We're 45% of the way through this book. WE'RE ALMOST HALFWAY, EVERYONE.

(Chapter 18.)

1 comment:

  1. So what you're telling me is that Rothdiener's approach to presenting the most obvious plot twist in the story so far was not make it twisty, but to bury it under obnoxiousness. Yay.

    One area where I will grant a certain leeway is the significance of the absence of a death date. Not that it's relevant to a will (it isn't), but this is Rothdiener's very clumsy way of telling us that Greece can't handle the truth of the death of the Leontiouses (Leontioux?). If there's an official death certificate, then the deaths become a matter of public knowledge.

    Of course, this is still ridiculous since, duh, it's much ado about nothing. It's laughable to think that someone with as much power as we're given to understand Leontiou had that his affairs weren't already airtight and ready to be implemented immediately upon his death. I would joke that Rothdiener seems to have studied law by watching soap operas, but even this convoluted mess is bush league next to the masterminded genius of J.R. Ewing.

    Simply put, there's nothing that could be done to prevent this Italian model ex from at least trying to gain a cut of the estate. Even after the paperwork is all neat and tidy, there's nothing to stop her from at least filing a claim. And really, why wouldn't she? If she doesn't file, she doesn't get anything. If she does file, she stands to maybe win something. It's like playing the lottery. All anyone could do is wait for her to file and then begin refuting the legitimacy of her claim. That's what would happen whether they announced his death five minutes after it happened, or ten years later.

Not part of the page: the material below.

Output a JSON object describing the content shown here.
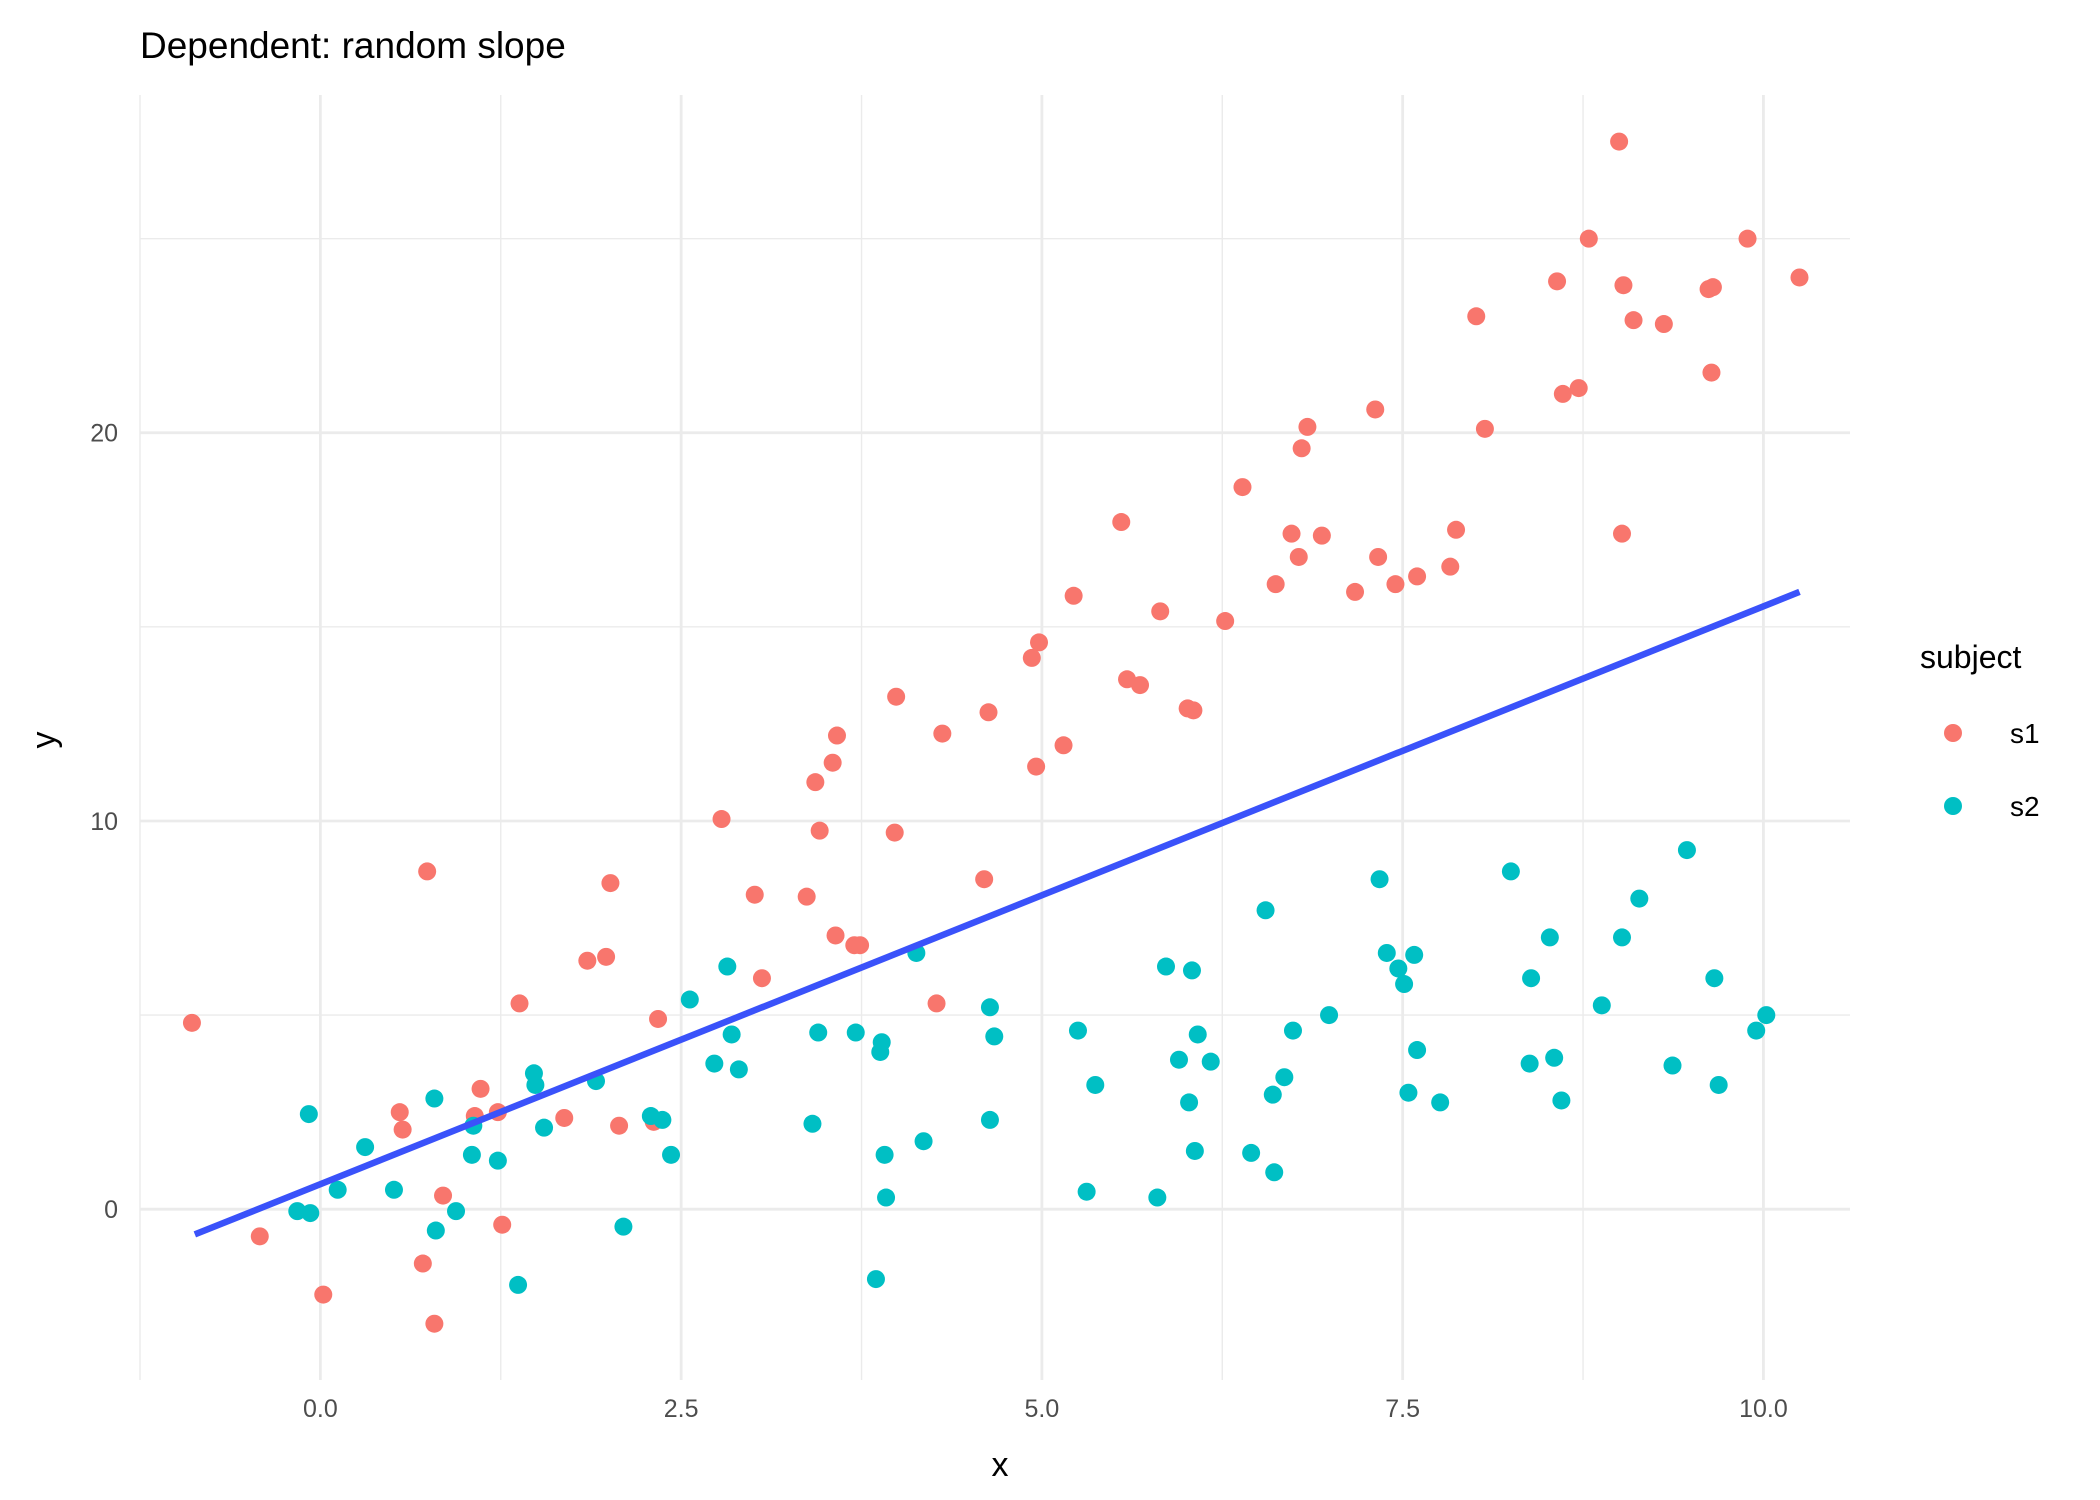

    Also, Rothdiener's understanding of Greece continues to, uh, "impress". Given all the class warfare, austerity measures, and violence of the last few years, it's hard to believe that anyone would still believe Leontiou would become "the next leader of Greece". With all his apparent wealth, he could have bought Greece, lock, stock, and barrel and sorted out everything but he didn't. It's much likelier that the Greeks would resent him enjoying such ridiculous wealth all throughout their suffering.

    There would also be a lot of criticism for him gallivanting in the Caribbean while the average Greek watched his home burn to the ground - in some instances, literally. At the very least, he could have had his ridiculous fundraiser cruise in the Mediterranean. There would be a symbolic meaning attached to him going halfway across the world to pal around with a bunch of filthy rich people, instead of at least doing it nearby.

    But then, what do I know? I'm "on the wrong side, politically". In Rothdiener's world, poor people are window dressing to make us care about his characters. (An area where they have failed to service the story, I might add.)